Burghauser catalogue number

57

Date of composition

20 January – 4 February 1876 (revision: 1888)

Premiere - date and place

(?) 19 November 1888, Hamburg

Premiere performer(s)

(?) Marwege, Oberdörffer, Schmehl, Klietz

First edition

Simrock, 1888, Berlin

Main key

E major

Parts / movements

1. Allegro
2. Andante con moto
3. Allegro scherzando
4. Finale. Allegro con brio

Duration

approx. 27 min.

composition history

Dvořák wrote his String Quartet in E major during a period in which his works were characterised by unusual melancholy and reflection. The work appeared in close proximity to his nostalgic Piano Trio in G minor, and shortly before he embarked upon the first version of his Stabat Mater. Dvořák produced the quartet in a single sweep over the space of a mere fourteen days at the end of January and beginning of February 1876. He gave the work the opus number 27 yet, since he inexplicably only offered it to his publisher Simrock twelve years later, the work eventually came out in print in 1888 under a different number, Op. 80.

general characteristics

Dvořák’s Quartet in E major heralds the beginning of a series of mature string quartets. While this work is written in a major key, its prevailing mood is gloomy and nostalgic. The music largely moves around in a minor key yet, even when it establishes itself in a major key, its tenor is not entirely consistent nor indeed joyful. In its overall expression, Dvořák looks to his great example, Franz Schubert. This is one of the first works in which Dvořák achieves convincing unity of content and formal excellence, and in which the thematic treatment is honed down to the last detail.
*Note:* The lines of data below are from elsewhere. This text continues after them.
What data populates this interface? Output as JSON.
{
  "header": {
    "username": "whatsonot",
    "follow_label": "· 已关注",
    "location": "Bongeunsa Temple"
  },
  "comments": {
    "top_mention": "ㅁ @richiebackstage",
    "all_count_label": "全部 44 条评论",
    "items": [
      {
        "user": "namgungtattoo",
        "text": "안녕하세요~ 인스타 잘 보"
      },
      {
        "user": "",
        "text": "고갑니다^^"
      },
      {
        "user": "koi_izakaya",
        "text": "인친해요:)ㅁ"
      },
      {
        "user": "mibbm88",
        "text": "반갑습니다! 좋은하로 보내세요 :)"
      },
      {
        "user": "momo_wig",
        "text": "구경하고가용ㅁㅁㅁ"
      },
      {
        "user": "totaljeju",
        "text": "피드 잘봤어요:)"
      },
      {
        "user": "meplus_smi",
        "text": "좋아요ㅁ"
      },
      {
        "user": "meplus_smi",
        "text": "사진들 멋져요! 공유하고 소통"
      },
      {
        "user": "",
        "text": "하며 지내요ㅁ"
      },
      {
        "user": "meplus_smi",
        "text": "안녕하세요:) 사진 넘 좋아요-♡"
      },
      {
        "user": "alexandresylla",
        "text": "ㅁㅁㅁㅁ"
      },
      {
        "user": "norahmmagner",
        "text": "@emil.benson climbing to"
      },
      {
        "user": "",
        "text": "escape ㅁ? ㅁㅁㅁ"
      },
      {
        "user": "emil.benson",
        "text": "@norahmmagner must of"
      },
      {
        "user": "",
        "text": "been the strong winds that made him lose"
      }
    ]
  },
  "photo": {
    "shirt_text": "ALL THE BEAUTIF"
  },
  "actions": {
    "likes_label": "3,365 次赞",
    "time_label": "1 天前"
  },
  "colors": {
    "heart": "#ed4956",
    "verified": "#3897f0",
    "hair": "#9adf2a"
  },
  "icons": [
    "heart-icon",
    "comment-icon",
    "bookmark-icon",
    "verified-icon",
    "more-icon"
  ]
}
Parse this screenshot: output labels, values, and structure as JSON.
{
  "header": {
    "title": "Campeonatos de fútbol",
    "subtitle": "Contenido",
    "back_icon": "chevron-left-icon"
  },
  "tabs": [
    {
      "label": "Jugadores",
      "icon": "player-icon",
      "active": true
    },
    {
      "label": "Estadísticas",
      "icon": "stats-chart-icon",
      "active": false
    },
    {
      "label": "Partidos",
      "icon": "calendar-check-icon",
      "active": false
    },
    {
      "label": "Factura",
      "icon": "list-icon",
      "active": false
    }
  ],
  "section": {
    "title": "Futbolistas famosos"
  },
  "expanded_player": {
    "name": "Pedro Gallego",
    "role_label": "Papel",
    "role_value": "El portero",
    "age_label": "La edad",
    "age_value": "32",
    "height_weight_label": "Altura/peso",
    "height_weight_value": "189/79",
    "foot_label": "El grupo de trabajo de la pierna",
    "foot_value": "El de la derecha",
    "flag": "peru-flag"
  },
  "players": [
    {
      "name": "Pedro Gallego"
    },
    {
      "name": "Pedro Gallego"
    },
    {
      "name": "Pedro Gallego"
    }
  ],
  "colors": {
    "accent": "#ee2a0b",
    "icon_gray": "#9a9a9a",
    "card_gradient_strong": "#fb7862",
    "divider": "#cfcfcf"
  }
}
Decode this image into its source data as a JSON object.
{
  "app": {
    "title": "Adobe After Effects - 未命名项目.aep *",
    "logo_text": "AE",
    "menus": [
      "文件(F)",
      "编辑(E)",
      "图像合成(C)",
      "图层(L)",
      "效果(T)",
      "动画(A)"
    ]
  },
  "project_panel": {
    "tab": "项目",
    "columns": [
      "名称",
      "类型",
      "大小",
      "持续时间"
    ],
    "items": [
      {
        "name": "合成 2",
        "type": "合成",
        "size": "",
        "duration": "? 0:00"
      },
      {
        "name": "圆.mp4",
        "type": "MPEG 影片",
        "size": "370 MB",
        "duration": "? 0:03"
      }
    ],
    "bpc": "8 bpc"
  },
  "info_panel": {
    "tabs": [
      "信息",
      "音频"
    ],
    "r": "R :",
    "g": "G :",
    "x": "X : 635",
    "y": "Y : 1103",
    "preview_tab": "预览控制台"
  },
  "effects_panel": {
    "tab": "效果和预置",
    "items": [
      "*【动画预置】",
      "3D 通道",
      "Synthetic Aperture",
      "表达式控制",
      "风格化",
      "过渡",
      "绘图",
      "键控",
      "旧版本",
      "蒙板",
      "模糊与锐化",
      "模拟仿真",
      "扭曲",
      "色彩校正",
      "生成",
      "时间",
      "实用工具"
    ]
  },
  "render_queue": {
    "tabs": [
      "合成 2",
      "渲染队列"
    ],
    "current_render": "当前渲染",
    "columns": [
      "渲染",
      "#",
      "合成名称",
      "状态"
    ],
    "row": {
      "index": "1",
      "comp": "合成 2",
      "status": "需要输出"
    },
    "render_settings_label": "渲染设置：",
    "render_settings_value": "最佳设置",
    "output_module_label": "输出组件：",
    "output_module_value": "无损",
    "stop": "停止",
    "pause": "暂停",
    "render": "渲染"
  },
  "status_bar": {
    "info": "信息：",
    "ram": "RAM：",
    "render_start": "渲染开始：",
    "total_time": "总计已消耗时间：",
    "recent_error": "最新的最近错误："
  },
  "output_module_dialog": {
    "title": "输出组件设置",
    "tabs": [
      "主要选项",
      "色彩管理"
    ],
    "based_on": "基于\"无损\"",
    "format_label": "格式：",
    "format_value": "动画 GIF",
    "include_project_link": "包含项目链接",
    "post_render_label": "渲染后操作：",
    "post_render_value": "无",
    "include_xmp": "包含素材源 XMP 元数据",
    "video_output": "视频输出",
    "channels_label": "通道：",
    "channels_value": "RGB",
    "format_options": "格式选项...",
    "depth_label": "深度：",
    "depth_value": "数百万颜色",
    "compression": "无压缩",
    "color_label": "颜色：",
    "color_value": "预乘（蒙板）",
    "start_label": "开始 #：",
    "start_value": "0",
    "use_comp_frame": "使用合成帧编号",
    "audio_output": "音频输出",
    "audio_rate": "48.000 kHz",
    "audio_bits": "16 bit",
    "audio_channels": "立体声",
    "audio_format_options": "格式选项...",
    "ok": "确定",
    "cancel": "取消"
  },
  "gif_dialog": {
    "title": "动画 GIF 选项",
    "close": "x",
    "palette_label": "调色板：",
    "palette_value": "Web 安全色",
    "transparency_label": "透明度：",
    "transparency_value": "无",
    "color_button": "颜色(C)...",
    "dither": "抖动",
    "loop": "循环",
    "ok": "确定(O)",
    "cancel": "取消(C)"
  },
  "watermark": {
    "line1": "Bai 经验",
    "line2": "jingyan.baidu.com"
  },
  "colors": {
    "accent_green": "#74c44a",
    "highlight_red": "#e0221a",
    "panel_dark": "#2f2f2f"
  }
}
The first and fourth movements are written in traditional sonata form with the deviation that the fourth movement does not begin in the fundamental key of E major, but in the unrelated key of G sharp minor. This is an approach Dvořák had already used in several of his earlier works. The character of the second movement anticipates his later dumkas, the only difference being that the piece for the time being lacks a contrasting lively section. The second subject of the first movement also has a distinctly Slavonic flavour. The third movement is a three-part scherzo in the style of a melancholic waltz which, in the middle section, gives rise to a theme with sharp, rhythmical accents.